You will see below how we target only the infected state for our
chart when creating this logistic regression model. Logistic regrssion
are achieved using the “generalized linear models” glm() function which
i read can also do poisson regression and survival analysis.
glm.out = glm(infected ~ proc + mem, data=test, family=binomial(logit))
summary(glm.out)
Call:
glm(formula = infected ~ proc + mem, family = binomial(logit),
data = test)
Deviance Residuals:
Min 1Q Median 3Q Max
-1.51110 -0.17718 -0.08015 -0.01132 2.28073
Coefficients:
Estimate Std.
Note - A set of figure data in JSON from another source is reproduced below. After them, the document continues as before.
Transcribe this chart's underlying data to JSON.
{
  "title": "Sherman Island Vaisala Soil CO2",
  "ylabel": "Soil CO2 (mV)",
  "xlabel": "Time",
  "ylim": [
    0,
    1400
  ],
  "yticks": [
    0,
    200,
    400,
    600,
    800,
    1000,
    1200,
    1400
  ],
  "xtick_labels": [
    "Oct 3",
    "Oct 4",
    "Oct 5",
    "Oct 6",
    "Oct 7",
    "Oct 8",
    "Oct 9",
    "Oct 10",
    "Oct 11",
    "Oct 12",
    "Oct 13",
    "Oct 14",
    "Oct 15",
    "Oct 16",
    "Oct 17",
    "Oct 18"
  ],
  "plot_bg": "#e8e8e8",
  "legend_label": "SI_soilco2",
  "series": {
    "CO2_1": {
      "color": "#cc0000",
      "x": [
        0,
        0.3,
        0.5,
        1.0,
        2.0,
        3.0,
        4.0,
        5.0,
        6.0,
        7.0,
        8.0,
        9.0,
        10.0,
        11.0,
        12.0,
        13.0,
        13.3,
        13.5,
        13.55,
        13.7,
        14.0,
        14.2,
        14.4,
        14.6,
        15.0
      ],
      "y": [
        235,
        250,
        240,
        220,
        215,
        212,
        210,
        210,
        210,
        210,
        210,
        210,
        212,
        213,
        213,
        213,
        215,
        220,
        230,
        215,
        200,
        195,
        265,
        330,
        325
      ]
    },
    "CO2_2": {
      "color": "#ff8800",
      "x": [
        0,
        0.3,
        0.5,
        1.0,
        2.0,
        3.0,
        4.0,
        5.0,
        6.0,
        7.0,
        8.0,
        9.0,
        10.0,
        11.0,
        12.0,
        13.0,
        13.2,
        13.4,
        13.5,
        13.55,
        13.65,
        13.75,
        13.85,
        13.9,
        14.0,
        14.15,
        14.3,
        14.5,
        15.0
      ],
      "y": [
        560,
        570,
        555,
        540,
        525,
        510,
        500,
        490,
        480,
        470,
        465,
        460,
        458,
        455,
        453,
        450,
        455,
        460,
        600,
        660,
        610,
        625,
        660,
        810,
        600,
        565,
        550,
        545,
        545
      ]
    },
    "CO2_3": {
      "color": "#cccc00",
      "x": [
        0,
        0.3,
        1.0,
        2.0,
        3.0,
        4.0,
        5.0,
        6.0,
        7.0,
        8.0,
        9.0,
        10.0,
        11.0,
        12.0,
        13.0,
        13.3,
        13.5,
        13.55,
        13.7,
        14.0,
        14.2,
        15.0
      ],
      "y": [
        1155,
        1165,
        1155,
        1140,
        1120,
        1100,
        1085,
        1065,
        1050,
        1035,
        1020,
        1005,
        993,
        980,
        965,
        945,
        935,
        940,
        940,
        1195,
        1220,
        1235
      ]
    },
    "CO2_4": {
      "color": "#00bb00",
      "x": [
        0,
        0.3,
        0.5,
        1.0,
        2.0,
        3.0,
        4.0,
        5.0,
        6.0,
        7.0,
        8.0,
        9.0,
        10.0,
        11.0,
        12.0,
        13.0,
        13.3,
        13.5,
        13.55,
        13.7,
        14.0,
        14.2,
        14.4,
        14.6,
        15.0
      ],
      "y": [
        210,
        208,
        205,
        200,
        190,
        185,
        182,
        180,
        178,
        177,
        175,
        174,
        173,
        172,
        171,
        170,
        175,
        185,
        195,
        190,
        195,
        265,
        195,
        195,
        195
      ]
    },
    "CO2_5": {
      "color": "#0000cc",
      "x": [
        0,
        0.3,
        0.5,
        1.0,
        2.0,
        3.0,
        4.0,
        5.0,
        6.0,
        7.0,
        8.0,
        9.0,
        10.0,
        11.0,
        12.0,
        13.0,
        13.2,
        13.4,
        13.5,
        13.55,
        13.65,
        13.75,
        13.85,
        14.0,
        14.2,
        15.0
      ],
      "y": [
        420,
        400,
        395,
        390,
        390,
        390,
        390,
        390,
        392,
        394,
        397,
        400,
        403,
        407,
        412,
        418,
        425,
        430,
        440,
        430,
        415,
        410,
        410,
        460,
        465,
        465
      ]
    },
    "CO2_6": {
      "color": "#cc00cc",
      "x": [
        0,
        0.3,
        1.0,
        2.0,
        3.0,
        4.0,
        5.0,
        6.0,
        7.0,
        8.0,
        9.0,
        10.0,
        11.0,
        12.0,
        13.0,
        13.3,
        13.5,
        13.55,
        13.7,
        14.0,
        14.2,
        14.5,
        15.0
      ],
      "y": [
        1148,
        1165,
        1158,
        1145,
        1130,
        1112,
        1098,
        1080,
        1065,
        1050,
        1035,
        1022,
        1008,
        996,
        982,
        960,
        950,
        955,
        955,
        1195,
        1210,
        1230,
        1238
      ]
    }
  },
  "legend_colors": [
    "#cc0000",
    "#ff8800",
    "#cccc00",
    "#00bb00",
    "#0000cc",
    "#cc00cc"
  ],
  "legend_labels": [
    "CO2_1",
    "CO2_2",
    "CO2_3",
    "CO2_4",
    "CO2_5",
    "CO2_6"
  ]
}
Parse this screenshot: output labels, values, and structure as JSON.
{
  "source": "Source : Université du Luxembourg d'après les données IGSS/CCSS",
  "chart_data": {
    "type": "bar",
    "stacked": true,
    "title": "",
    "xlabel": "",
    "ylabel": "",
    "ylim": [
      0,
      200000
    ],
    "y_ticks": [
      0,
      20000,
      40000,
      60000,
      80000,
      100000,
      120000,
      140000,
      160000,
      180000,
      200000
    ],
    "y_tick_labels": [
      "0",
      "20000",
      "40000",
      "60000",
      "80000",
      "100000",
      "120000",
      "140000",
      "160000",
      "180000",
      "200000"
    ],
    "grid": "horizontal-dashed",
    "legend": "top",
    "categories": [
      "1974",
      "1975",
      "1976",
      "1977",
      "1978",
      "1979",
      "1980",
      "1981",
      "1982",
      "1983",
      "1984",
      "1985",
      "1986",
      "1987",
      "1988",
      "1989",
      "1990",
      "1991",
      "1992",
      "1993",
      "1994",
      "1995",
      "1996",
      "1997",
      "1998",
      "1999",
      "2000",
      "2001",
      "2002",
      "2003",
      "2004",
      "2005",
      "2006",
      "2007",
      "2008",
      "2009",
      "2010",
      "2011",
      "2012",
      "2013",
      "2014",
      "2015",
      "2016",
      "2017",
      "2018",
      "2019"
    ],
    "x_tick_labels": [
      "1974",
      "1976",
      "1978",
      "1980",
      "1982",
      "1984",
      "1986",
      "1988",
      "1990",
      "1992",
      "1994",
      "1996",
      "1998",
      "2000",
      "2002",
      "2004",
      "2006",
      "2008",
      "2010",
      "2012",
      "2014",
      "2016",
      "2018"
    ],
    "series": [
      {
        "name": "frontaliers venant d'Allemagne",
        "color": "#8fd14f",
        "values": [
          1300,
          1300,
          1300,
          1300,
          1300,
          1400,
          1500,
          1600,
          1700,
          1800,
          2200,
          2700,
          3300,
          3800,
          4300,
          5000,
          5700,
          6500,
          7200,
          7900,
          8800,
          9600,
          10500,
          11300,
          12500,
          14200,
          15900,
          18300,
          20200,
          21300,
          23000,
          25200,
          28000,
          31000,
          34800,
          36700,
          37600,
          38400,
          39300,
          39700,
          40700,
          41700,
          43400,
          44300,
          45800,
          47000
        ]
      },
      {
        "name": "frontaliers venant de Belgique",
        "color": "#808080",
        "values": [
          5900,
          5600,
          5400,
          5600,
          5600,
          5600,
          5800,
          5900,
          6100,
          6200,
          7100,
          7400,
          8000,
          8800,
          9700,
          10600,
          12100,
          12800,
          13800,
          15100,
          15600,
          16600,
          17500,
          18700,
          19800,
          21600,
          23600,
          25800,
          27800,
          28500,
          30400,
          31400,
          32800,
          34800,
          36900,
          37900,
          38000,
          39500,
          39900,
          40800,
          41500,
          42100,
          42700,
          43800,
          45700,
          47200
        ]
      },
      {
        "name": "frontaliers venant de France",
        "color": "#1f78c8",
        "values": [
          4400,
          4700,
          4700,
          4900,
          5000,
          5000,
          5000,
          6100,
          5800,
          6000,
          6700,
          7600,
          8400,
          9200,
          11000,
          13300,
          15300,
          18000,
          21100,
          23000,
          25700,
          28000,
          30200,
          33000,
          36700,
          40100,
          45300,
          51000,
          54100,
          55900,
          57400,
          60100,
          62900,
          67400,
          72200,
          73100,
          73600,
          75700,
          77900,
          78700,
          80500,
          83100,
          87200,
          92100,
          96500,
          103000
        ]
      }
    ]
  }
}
Error z value Pr(>|z|)
(Intercept) -2.1905 0.6943 -3.155 0.00160 **
proc 2.1378 0.7192 2.972 0.00295 **
mem 1.6530 0.5682 2.909 0.00362 **
---
Signif. codes: 0 ‘***’ 0.001 ‘**’ 0.01 ‘*’ 0.05 ‘.’ 0.1 ‘ ’ 1
(Dispersion parameter for binomial family taken to be 1)
Null deviance: 68.275 on 81 degrees of freedom
Residual deviance: 25.348 on 79 degrees of freedom
AIC: 31.348
Number of Fisher Scoring iterations: 8
modelog <- predict.glm(glm.out, test, type="response")
gg <- ggplot(data.frame(x=modelog, y=ifelse(test$infected>0.5, "Yes", "No")), aes(x, y)) +
geom_point(size=3, fill="steelblue", color="black", shape=4) +
ylab("Known Infected Host") +
xlab("Estimated Probability of Infected Host") + theme_bw()
print(gg)

Notice this chart is perfect for showing the probability of a
classification, kind of like a confusion matrix this is identify the
probability of each of a binary classifications two values. Notice the
host that have a higher probability of infection have more grouping on
the yes line of the y axis. Also Notice that the majority of records
fall near the 0 probability and on the “no” known infected line.
set.seed(1) # repeatable
x <- c(rnorm(200), rnorm(400)+2, rnorm(400)-2)
y <- c(rnorm(200), rnorm(200)+2, rnorm(200)-2, rnorm(200)+2, rnorm(200)-2)
randata <- data.frame(x=x, y=y)
out <- list()
for(i in c(3,4,5,6)) {
km <- kmeans(randata, i)
centers <- data.frame(x=km$centers[ ,1], y=km$centers[ ,2], cluster=1)
randata$cluster <- factor(km$cluster)
gg <- ggplot(randata, aes(x, y, color=cluster)) + geom_point(size=2)
gg <- gg + geom_point(data=centers, aes(x, y), shape=8, color="black", size=4)
gg <- gg + scale_x_continuous(expand=c(0,0.1))
gg <- gg + scale_y_continuous(expand=c(0,0.1))
gg <- gg + ggtitle(paste("k-means with", i, "clusters"))
gg <- gg + theme(panel.grid = element_blank(),
panel.background = element_rect(colour = "black", fill=NA),
axis.text = element_blank(),
axis.title = element_blank(),
legend.position = "none",
axis.ticks = element_blank())
out[[i-2]] <- gg
}
print(out[[1]])

print(out[[2]])

print(out[[3]])

print(out[[4]])

Here we create a random random scatter plot to demonstrate k-means
clustering. The K stands for the number of clusters you want to create.
Notice that we made 4 different charts with a cluster of 3 in the first
and ascending to 6 clusters in the last. The clustering is at random and
needs to be specified by you which is why it hierarchical clustering can
help in eliminating the guessing as to how many clusters suits you,
maybe for dimension reduction.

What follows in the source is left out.